With Elk season right around the corner, I wanted to share a few tips that have helped the Skousen Bros be more successful elk hunters.  These nuggets of wisdom have been learned and relearned over years of spending a lot of time in the elk woods.  Hopefully you can relate or at least consider some of these tactics for your upcoming season.

Tip 1 - Elk are where you find them, not where you think they are going to be

We all have our honey holes and “go to” locations to hunt elk but don’t get caught in the trap of assuming that they will be in the same exact spot year after year.  Elk behavior is influenced by their environment so on any given year the feed, water, predation, and people pressure might be different.  Keep moving to find elk! Be alert to fresh sign in the form of tracks, pee spots, and droppings. Fresh rubs can be a good sign they have been in the area recently.  If they are close, usually it will be obvious.  Even if you find elk the night before you intend to hunt them, they can easily be a couple canyons away by morning.  Our general rule is to start where we think they are going to be. If we aren’t either seeing them or identifying recent sign that they have been in the area, then we keep moving to find them. 

Tip 2 - Don’t leave elk to find elk

This one seems pretty obvious, but it happens.  We’ve been glassing elk that were in the opposite direction that we were headed, and the thought goes through our mind, we will hunt those elk as a backup plan or let’s go find elk easier to get to. Our general rule of thumb is that when you find huntable elk, go hunt them.  For us, the elk we can see become plan A.  I hate to admit it but a couple years ago, at a Wyoming trailhead, we pulled up and got all our gear packed up to hike in about 3 miles to a large basin we had scouted in the summer.  Just as we were leaving the trucks we saw several cows and a bull feed out onto an open hillside.  Man is this awesome!!  We’ve already seen elk, but we proceeded up the trail.  After not seeing elk in our basin for a few days, we were second guessing our decision to leave those elk by the trailhead.  To be fair, we thought they might have been on private land but still….duh!

Tip 3 - Be flexible, have a back up plan

Always have a plan, but more importantly, always have one or two back up plans.  We call them plan B and plan C options, because we have found that our first well thought out plan doesn’t always play out.

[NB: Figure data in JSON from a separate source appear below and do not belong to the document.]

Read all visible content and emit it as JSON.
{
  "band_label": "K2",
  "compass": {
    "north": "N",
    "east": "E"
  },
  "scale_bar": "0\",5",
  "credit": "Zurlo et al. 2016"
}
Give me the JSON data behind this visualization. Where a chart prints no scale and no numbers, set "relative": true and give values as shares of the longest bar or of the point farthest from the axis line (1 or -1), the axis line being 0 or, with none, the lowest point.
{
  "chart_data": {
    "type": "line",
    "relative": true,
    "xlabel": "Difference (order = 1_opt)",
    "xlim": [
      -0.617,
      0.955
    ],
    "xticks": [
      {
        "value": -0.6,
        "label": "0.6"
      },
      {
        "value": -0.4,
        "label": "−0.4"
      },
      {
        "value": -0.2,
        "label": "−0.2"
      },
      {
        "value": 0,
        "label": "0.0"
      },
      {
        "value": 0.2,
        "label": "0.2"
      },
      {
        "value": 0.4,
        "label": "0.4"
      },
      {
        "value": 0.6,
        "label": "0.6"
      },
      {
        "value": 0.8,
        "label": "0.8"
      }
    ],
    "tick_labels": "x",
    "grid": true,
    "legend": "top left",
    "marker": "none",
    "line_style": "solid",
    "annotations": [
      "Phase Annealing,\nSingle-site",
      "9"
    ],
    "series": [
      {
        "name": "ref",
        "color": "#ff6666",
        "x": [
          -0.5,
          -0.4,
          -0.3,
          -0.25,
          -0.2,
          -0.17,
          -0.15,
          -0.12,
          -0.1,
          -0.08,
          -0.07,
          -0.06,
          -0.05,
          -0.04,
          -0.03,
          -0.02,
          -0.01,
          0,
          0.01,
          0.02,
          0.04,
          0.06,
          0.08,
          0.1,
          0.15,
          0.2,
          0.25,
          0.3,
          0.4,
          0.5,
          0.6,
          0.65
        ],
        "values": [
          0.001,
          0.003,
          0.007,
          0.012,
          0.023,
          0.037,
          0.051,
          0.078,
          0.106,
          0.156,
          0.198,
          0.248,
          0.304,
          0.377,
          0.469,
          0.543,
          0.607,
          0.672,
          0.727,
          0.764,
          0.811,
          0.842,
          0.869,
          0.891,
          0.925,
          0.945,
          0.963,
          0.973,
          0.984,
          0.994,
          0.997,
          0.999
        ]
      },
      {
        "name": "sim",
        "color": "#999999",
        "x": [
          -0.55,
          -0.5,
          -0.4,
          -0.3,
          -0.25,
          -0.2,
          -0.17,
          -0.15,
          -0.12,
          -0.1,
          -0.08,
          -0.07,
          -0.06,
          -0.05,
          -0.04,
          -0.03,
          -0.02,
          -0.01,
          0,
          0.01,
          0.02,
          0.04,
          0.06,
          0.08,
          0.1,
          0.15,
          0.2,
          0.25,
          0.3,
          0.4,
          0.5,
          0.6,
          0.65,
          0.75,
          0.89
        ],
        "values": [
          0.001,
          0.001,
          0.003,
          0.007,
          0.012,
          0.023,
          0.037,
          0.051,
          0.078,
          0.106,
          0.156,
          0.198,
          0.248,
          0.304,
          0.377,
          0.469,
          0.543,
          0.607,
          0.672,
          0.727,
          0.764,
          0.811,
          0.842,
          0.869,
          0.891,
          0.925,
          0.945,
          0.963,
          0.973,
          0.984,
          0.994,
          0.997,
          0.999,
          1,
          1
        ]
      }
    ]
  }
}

We need to be flexible and move to plan B immediately if other hunters, weather, predators, etc., foil our initial plan.  We’ve found that we are more successful and enjoy the hunt more if we have an open mind and are flexible to changing conditions.  You need to be careful here, because you don’t want to be jumping all over your unit wasting energy and productive hunting time but set some guidelines to know when to pull the plug to change areas or hunting strategy.

A successful hunt can be defined a lot of different ways and it doesn’t always include killing an elk.  However, success for us is the whole experience including notching tags and filling the freezer with delicious elk meat.  Hopefully one of these tips will be just the ticket to help you achieve your definition of success this fall.